Súper psicosis
Una de las pocas citas no muy felices de Jean-Luc Godard, al menos si está fuera de contexto, es aquella que dice: “Lo único que se necesita para hacer una película es una chica y una pistola”.
Kick-Ass, la adaptación de la novela gráfica de Mark Millar y John Romita Jr., a cargo de Matthew Vaughn, es una lectura literal del concepto, aunque habría que adaptarla a nuestro tiempo: una niña y una bazuca.
Tras la muerte de su madre y cansado de ser blanco de patoteros, Dave Lizewski, más cerca del proletario Peter Parker que del aristocrático Bruno Díaz, sueña con ser un superhéroe, y sabe, “como los asesinos seriales”, que no alcanza con fantasear. Un traje verde, dos bates, un poco de entrenamiento, y ha nacido un superhéroe: Kick-Ass.
Así, en una lucha callejera, varios adolescentes serán testigos de una proeza del enmascarado. Al instante, su valentía se globaliza por la web, lo que tendrá consecuencias para el mundo del hampa. Además, un ex policía y su hija (de 11 años), devenidos en héroes vengadores, quizás unan fuerzas con Kick-Ass, pues planean desbaratar la red criminal que vincula a la policía con un villano.
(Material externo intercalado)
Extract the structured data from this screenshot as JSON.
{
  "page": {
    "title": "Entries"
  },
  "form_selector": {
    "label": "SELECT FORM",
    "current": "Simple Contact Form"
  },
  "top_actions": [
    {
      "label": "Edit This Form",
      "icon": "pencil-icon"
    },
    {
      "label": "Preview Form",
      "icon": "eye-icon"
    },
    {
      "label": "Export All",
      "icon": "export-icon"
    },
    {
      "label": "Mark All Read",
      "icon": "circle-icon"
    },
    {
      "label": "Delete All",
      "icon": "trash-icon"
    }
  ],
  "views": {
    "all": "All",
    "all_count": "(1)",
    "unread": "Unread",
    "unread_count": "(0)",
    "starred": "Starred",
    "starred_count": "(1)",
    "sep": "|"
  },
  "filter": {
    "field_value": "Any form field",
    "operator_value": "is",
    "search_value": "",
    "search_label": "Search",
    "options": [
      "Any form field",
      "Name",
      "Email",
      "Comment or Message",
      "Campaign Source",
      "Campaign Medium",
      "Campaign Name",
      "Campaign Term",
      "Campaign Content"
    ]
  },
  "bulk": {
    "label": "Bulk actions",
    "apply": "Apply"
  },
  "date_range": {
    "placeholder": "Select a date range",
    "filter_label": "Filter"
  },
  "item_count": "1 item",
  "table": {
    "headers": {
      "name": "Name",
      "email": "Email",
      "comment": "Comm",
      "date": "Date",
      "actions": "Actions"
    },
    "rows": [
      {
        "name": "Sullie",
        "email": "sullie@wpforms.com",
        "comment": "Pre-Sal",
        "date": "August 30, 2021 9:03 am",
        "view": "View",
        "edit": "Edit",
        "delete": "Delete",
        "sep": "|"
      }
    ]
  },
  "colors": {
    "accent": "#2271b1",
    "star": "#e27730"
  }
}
Ideal para sociólogos de la cultura pop, Kick-Ass sirve tanto para visualizar las coordenadas ideológicas de una nación cuyos íconos literarios están representados por cómics como para intuir una sociedad proclive a la psicosis y a la democratización generacional de la violencia. ¿No es acaso un signo de fragmentación psíquica la doble identidad paradigmática del superhéroe?
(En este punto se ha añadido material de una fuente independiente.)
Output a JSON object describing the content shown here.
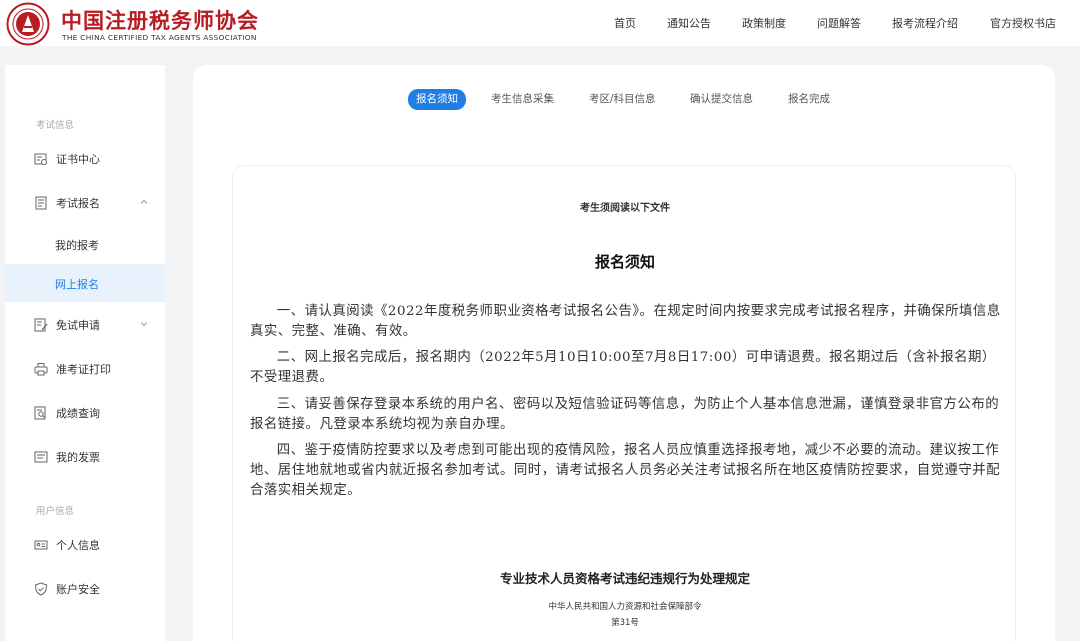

La hipótesis se desliza al comienzo, cuando un joven encapuchado (armenio y sin poderes) salta de un rascacielos y la ley de gravedad detiene su delirio mesiánico. La voz en off del héroe en cuestión se pregunta: “¿Cómo puede ser que nadie haya intentado ser un superhéroe?”. Detrás de la retórica repiquetea la muda angustia adolescente.
Kick-Ass no es El protegido, hasta ahora el esfuerzo más lúcido para entender el subtexto “primitivo” del cómic, aunque sí sugiere que detrás de estos universos maniqueístas e infantilizados se puede divisar un conjunto de síntomas para ser descifrados.
El cómic, por otra parte, conoce aquí su total fusión con el imaginario en el que Quentin Tarantino es una deidad pop y un gurú indiscutido. Que una niña de 11 años, a imagen y semejanza de Uma Thurman en Kill Bill, decapite, acuchille, balee y pondere una pistola como si se tratara de un juguete de ingenio no es otra cosa que el triunfo ostensible de una estética que ya ha naturalizado la violencia como una forma de vida y un legítimo entretenimiento para todas las edades.